A Teoria da Personalidade de Jung (1921) representou uma melhoria significativa nos humores e serviu de ferramenta prática para aumentar a autoconsciência nas organizações, durante várias décadas. No entanto, o seu trabalho baseou-se em estudos de caso e observações que poderiam nem sempre corresponder à realidade, em vez de ter por base a análise estatística, dando um enorme crédito aos insights de Jung, uma vez que a sua intuição identificou corretamente, em 1921, três dos fatores do Big5.

As Origens do Big 5

Em 1936, Allport e Odbert criaram uma pesquisa, com base em mais 4.500 palavras, na tentativa de encontrar os principais "ingredientes" da personalidade. Na década de 1940, Raymond Cattell continuou nesta linha, concluindo a existencia de 16 fatores que definem a personalidade. Posteriormente, Fiske (1949) refutou esta teoria, encontrando erros na análise de Cattell. Fiske concluiu que 5 fatores poderiam explicar as variações na personalidade humana. No entanto, só na década de 1950, Tupes e Christal criaram aquela que seria a primeira versão do Modelo Big 5. O seu trabalho foi replicado por Norman, em 1963, e o Modelo Big5 começou, ainda que lentamente, a ser aceite pelos académicos no que se refere a pesquisa de personalidade.

The Barren Years

As décadas de 1960 e 1970 não foram uma época forte no que respeita a pesquisas de personalidade, pois a teoria da personalidade era descartada, nomeadamente por académicos (ver Mischel's 1968 attack on trait theory). No entanto, de volta ao mundo dos negócios, as ressalvas de Mischel tiveram pouco impacto, e os profissionais avançaram, utilizando, muitas vezes, a popular abordagem Jungiana. No mundo dos negócios há sempre um maior foco "no que funciona", em vez de se procurar seguir pela melhor abordagem académica! Nos anos 80, os académicos voltaram a defender a pesquisa de personalidade e o Big5 continuou a desenvolver-se.

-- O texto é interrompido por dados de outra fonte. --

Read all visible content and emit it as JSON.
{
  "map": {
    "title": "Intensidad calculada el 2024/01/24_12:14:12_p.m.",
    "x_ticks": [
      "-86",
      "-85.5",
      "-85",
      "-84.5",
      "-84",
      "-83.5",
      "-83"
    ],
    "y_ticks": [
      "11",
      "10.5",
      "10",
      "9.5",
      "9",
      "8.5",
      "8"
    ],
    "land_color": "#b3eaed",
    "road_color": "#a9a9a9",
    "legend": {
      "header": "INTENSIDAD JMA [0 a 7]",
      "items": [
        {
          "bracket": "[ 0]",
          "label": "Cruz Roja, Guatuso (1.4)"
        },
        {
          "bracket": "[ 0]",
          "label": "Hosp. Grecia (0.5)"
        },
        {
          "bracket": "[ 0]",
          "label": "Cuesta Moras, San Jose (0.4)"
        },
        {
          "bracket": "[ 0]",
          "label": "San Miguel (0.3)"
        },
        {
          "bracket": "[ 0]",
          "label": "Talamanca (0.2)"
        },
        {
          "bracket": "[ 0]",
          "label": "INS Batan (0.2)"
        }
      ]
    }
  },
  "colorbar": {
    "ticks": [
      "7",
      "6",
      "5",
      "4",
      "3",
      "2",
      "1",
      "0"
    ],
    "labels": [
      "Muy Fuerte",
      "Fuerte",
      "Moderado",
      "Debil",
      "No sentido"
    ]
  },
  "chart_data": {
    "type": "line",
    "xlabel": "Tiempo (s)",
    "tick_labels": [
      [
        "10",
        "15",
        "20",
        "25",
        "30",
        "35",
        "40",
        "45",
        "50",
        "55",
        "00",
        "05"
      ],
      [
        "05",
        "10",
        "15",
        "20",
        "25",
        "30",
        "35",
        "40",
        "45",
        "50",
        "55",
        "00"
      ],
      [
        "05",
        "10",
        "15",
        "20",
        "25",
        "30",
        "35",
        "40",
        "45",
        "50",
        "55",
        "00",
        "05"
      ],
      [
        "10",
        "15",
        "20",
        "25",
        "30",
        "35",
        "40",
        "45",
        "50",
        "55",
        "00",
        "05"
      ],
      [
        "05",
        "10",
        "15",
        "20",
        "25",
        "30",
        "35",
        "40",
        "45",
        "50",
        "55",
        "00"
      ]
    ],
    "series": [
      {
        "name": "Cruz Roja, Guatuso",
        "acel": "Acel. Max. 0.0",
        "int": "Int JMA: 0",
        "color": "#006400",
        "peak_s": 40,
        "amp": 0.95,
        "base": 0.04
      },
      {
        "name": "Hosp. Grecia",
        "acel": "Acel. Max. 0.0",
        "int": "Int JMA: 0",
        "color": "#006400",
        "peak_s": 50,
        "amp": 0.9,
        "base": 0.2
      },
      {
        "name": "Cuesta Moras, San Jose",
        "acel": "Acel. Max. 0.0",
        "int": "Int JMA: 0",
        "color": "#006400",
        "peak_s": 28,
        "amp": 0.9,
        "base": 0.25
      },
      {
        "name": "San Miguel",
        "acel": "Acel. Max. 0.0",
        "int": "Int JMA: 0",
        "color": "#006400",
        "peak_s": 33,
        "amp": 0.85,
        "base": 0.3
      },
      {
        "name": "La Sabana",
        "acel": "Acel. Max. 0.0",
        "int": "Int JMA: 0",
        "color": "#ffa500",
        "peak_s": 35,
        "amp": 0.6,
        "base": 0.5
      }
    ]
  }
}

O desenvolvimento de Lumina Spark

Nas décadas de 1980 e 1990 surgiu um número de modelos Big5 e tornou-se o modelo de escolha dos acadêmicos, com Costa e McCrae liderando o campo (1992). Costa e McCrae trabalharam na academia, enquanto Lumina Spark foi projetado para integrar as melhores práticas identificadas em uma série de modelos Big5 e Jungian para aplicação na indústria. Em particular, a Lumina Spark decidiu manter os benefícios estabelecidos pela abordagem junguiana ("não jogue o bebê fora com a água do banho"), usando a última pesquisa empírica Big5 como sua luz orientadora. Em 2009, o modelo Lumina Spark foi incorporado no revolucionário sistema Lumina Learning online, tornando-o acessível a clientes em todo o mundo.